Under new terms, each company will provide more funding "to meet the common goal of a successful product launch," according to Palomar.
The Burlington, Mass.-based cosmetic laser developer inked the contract with Cincinnati, Ohio-based Proctor & Gamble in February 2008. It stipulated quarterly payments of $1.25 million to Palomar prior to the device’s commercial launch. P&G’s fourth-quarter payment will now be reduced to $1 million; P&G will also pay $2 million a year for an unspecified "agreed period." After that, the payments will return to $1.25 million per quarter if no product has been launched, according to documents filed with the federal Securities & Exchange Commission.

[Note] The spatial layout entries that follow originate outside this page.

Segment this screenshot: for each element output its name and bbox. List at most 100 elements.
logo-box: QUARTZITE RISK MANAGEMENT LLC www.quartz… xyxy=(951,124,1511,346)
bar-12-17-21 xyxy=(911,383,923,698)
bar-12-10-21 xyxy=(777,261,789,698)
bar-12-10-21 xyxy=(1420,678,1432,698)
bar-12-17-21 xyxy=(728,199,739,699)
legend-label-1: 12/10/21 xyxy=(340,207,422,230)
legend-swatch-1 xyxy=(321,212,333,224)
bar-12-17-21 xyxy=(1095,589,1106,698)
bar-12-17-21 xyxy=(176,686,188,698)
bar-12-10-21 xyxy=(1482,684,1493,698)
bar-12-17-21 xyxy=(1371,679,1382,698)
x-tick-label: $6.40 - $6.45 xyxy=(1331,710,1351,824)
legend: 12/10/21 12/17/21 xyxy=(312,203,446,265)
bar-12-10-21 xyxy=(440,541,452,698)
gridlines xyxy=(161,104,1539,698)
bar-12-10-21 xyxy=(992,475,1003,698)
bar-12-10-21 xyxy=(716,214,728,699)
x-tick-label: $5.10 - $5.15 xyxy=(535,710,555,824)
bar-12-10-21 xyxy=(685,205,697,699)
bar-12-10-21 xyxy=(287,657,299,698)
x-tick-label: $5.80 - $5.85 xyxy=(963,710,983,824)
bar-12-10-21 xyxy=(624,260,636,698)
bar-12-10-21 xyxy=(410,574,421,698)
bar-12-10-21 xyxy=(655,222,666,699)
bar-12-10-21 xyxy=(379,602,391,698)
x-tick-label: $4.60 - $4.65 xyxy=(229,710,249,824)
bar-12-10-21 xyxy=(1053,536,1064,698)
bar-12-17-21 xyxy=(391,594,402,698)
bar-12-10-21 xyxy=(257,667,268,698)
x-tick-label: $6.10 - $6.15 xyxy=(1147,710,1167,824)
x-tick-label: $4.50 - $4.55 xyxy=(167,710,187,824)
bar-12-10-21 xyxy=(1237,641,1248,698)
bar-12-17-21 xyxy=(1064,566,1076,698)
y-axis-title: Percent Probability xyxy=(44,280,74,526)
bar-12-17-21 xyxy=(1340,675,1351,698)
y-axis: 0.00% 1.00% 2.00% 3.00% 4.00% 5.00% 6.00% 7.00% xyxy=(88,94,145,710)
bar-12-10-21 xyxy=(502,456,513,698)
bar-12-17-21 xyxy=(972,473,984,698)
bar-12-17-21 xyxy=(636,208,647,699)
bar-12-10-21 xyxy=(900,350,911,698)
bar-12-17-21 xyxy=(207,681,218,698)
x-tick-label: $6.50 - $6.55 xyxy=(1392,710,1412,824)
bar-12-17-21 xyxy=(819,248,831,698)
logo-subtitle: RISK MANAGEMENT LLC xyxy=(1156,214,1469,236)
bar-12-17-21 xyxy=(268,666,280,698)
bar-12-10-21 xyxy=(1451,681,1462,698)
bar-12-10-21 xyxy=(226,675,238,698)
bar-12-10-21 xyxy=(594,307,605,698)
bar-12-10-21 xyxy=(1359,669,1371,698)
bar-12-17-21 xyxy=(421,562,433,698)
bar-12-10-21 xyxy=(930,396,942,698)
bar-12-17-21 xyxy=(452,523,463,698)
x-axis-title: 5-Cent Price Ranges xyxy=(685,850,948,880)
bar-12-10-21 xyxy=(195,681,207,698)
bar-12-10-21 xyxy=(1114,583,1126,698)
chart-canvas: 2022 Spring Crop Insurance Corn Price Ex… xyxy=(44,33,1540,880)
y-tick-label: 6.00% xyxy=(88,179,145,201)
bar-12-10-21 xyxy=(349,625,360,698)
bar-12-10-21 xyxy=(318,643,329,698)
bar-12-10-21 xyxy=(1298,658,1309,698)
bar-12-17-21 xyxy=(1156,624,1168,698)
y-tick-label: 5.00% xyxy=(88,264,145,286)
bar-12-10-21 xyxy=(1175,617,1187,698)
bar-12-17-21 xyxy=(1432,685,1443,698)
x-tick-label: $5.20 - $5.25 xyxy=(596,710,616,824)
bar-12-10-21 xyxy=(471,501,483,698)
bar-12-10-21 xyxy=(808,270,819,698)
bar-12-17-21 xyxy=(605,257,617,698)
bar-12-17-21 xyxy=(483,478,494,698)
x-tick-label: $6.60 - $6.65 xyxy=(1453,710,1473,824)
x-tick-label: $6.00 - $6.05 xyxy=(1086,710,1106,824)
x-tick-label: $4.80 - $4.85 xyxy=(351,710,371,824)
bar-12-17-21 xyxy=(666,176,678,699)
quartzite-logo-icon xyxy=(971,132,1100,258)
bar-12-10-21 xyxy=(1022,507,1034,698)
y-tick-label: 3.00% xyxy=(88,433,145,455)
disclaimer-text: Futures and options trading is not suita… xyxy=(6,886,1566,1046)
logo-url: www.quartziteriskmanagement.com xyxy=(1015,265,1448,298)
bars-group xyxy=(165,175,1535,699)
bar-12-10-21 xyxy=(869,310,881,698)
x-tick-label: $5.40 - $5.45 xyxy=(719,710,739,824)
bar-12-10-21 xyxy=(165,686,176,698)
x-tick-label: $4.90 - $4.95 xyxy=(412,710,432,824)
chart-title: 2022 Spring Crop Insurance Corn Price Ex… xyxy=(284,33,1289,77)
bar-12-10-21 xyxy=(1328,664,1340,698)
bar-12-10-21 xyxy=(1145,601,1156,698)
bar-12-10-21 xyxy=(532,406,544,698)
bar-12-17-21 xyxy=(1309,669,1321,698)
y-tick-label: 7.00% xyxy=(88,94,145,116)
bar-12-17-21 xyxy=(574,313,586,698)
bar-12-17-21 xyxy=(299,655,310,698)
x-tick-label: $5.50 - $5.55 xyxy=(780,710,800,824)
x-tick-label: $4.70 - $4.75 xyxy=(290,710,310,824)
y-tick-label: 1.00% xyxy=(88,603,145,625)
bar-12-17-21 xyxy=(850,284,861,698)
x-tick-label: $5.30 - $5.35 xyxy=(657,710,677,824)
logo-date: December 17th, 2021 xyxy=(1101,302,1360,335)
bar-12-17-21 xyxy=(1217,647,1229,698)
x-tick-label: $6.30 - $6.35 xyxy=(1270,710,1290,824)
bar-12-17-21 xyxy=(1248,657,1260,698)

P&G plans to use the savings to speed up "product readiness and commercialization,". Palomar will be compensated with an increased percentage of sales after the device’s launch.
“Together the companies have each agreed to invest more to put this product in consumers’ hands as early as possible. We are trading some of our fixed short-term pre-commercial launch calendar quarterly payments for an increase in sales related payments post launch that we believe will provide us greater benefit in the long run,” Palomar CEO Joseph Caruso said in prepared remarks.
In September, Palomar delayed the launch of its over-the-counter peri-orbital wrinkle treatment laser until the spring.